You can test single inference using the following command. Before running the command, modify the config up to your need.

```bash
# modify the config up to your need,
# e.g. fix_duration (the total length of prompt + to_generate, currently support up to 30s)
#      nfe_step     (larger takes more time to do more precise inference ode)
#      ode_method   (switch to 'midpoint' for better compatibility with small nfe_step, )
#                   ( though 'midpoint' is 2nd-order ode solver, slower compared to 1st-order 'Euler')
python test_infer_single.py
```
### Speech Editing

To test speech editing capabilities, use the following command.

```bash
python test_infer_single_edit.py
```

### Gradio App

You can launch a Gradio app (web interface) to launch a GUI for inference.

First, make sure you have the dependencies installed (`pip install -r requirements.txt`).
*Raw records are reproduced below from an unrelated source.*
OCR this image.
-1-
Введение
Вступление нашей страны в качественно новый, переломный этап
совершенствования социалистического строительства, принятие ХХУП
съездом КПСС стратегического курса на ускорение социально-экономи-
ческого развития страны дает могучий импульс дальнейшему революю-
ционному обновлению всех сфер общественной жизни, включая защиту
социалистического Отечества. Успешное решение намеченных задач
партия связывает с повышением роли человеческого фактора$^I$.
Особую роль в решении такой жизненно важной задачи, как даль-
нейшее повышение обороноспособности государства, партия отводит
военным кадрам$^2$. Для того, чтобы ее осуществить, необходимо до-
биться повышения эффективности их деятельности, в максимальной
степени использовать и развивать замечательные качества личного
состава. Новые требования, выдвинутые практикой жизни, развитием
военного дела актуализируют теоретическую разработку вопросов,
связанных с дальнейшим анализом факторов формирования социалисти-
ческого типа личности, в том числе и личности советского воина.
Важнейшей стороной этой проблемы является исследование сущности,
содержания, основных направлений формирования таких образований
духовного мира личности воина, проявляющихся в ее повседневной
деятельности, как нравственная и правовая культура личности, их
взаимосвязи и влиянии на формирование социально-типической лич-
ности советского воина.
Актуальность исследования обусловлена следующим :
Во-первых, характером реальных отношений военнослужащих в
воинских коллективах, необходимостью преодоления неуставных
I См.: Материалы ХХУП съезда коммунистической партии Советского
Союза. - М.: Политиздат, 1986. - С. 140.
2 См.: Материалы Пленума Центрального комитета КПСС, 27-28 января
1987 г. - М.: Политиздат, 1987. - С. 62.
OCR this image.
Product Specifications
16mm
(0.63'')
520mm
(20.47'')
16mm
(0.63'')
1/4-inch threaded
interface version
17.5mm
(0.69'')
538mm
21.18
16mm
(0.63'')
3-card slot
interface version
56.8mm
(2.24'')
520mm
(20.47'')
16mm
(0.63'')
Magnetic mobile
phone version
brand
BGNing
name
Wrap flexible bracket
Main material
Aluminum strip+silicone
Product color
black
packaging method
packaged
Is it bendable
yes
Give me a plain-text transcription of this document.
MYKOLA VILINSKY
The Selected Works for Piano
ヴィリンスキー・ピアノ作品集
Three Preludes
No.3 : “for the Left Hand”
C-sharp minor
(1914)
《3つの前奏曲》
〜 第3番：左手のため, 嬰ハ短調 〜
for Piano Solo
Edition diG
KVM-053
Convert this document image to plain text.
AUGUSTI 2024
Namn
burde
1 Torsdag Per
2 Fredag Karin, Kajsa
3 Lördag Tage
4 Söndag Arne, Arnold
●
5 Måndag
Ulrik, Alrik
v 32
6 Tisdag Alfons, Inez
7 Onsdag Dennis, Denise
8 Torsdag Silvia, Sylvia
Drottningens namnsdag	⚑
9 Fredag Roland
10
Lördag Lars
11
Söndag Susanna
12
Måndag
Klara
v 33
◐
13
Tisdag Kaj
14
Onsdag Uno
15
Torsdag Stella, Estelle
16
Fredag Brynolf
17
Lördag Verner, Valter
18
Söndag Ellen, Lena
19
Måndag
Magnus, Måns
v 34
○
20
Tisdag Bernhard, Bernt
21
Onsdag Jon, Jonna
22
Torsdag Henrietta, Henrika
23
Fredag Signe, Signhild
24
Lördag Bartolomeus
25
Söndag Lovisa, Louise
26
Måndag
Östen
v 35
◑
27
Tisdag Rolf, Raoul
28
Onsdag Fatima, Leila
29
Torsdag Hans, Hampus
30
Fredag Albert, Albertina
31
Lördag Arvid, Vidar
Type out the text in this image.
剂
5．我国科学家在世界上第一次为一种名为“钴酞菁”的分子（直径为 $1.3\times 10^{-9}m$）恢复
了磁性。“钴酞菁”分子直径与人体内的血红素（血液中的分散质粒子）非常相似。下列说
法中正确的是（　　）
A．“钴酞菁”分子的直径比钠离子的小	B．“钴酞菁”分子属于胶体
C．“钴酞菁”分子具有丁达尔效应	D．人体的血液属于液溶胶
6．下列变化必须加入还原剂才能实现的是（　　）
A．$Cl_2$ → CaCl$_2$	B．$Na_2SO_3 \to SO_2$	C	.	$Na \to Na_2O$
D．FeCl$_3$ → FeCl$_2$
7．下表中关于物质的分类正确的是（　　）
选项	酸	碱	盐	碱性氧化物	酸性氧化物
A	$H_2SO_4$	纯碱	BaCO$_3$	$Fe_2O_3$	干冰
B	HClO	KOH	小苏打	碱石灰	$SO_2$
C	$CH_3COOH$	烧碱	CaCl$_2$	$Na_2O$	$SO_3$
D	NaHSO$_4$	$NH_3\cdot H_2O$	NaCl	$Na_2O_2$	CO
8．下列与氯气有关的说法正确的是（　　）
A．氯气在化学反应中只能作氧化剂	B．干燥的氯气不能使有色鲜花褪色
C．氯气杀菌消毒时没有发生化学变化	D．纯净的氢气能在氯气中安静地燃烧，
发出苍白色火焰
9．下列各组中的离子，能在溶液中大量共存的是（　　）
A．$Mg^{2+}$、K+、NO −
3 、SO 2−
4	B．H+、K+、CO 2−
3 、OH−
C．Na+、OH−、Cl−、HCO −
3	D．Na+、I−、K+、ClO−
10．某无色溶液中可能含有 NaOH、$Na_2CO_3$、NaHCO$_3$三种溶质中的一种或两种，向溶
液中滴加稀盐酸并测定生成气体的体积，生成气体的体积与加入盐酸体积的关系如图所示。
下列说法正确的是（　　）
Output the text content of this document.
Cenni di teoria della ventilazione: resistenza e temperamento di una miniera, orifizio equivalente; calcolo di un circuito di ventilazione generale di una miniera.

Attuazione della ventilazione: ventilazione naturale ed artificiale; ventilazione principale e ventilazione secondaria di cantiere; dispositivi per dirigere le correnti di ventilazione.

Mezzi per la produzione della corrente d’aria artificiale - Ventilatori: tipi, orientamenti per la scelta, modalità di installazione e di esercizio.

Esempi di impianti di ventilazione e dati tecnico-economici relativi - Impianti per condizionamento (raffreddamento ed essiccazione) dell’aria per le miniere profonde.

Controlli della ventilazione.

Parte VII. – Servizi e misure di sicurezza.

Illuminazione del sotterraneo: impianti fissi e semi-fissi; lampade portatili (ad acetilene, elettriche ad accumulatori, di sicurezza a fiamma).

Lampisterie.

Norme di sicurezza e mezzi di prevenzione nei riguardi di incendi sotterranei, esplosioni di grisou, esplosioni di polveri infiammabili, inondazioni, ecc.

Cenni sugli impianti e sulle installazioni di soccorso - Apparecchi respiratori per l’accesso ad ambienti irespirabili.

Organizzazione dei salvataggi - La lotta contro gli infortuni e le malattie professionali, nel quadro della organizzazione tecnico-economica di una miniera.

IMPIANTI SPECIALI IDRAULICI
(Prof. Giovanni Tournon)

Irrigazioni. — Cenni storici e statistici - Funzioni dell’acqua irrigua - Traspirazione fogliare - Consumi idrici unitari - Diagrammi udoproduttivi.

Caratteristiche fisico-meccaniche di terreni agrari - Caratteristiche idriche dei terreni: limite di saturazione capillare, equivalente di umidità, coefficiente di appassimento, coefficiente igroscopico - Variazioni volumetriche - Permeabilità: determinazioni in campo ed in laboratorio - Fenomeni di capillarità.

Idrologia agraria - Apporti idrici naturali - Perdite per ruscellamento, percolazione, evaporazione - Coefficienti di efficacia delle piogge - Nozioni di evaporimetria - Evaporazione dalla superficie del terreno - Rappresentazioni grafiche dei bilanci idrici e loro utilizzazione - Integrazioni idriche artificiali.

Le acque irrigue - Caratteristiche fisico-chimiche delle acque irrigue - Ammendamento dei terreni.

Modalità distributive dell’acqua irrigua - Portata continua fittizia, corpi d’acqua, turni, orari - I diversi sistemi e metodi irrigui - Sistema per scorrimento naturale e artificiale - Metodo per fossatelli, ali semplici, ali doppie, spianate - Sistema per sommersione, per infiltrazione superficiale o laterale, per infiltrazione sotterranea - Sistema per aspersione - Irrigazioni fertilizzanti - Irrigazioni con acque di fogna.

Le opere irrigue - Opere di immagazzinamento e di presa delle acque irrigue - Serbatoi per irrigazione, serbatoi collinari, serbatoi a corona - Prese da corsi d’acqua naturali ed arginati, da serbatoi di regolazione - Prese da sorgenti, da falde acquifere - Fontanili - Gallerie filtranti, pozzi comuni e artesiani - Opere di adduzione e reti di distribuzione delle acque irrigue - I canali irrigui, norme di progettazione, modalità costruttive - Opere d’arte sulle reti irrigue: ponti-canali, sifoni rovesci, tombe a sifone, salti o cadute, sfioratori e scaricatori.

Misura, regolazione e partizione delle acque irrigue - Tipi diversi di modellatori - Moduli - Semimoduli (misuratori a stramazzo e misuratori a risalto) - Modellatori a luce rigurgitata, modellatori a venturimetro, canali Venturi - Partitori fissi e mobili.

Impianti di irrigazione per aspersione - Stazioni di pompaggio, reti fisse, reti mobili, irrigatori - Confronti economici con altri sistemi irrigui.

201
Then, install the Gradio app dependencies:

```bash
pip install -r requirements_gradio.txt
```

After installing the dependencies, launch the app (will load ckpt from Huggingface, you may set `ckpt_path` to local file in `gradio_app.py`):

```bash
python gradio_app.py
```

You can specify the port/host:

```bash
python gradio_app.py --port 7860 --host 0.0.0.0
```

Or launch a share link:

```bash
python gradio_app.py --share
```

## Evaluation

### Prepare Test Datasets

1. Seed-TTS test set: Download from [seed-tts-eval](https://github.com/BytedanceSpeech/seed-tts-eval).
2. LibriSpeech test-clean: Download from [OpenSLR](http://www.openslr.org/12/).
3. Unzip the downloaded datasets and place them in the data/ directory.
4. Update the path for the test-clean data in `test_infer_batch.py`
5. Our filtered LibriSpeech-PC 4-10s subset is already under data/ in this repo

### Batch Inference for Test Set

To run batch inference for evaluations, execute the following commands:

```bash
# batch inference for evaluations
accelerate config  # if not set before
bash test_infer_batch.sh
```

### Download Evaluation Model Checkpoints

1. Chinese ASR Model: [Paraformer-zh](https://huggingface.co/funasr/paraformer-zh)
2. English ASR Model: [Faster-Whisper](https://huggingface.co/Systran/faster-whisper-large-v3)
3. WavLM Model: Download from [Google Drive](https://drive.google.com/file/d/1-aE1NfzpRCLxA4GUxX9ITI3F9LlbtEGP/view).

### Objective Evaluation

**Some Notes**

For faster-whisper with CUDA 11:

```bash
pip install --force-reinstall ctranslate2==3.24.0
```

(Recommended) To avoid possible ASR failures, such as abnormal repetitions in output:

```bash
pip install faster-whisper==0.10.1
```

Update the path with your batch-inferenced results, and carry out WER / SIM evaluations:
```bash
# Evaluation for Seed-TTS test set
python scripts/eval_seedtts_testset.py

# Evaluation for LibriSpeech-PC test-clean (cross-sentence)
python scripts/eval_librispeech_test_clean.py
```

## Acknowledgements

- [E2-TTS](https://arxiv.org/abs/2406.18009) brilliant work, simple and effective
- [Emilia](https://arxiv.org/abs/2407.05361), [WenetSpeech4TTS](https://arxiv.org/abs/2406.05763) valuable datasets
- [lucidrains](https://github.com/lucidrains) initial CFM structure with also [bfs18](https://github.com/bfs18) for discussion
- [SD3](https://arxiv.org/abs/2403.03206) & [Hugging Face diffusers](https://github.com/huggingface/diffusers) DiT and MMDiT code structure
- [torchdiffeq](https://github.com/rtqichen/torchdiffeq) as ODE solver, [Vocos](https://huggingface.co/charactr/vocos-mel-24khz) as vocoder
- [mrfakename](https://x.com/realmrfakename) huggingface space demo ~
- [FunASR](https://github.com/modelscope/FunASR), [faster-whisper](https://github.com/SYSTRAN/faster-whisper), [UniSpeech](https://github.com/microsoft/UniSpeech) for evaluation tools
- [ctc-forced-aligner](https://github.com/MahmoudAshraf97/ctc-forced-aligner) for speech edit test

## Citation
```
@article{chen-etal-2024-f5tts,
      title={F5-TTS: A Fairytaler that Fakes Fluent and Faithful Speech with Flow Matching}, 
      author={Yushen Chen and Zhikang Niu and Ziyang Ma and Keqi Deng and Chunhui Wang and Jian Zhao and Kai Yu and Xie Chen},
      journal={arXiv preprint arXiv:2410.06885},
      year={2024},
}
```
## License

Our code is released under MIT License.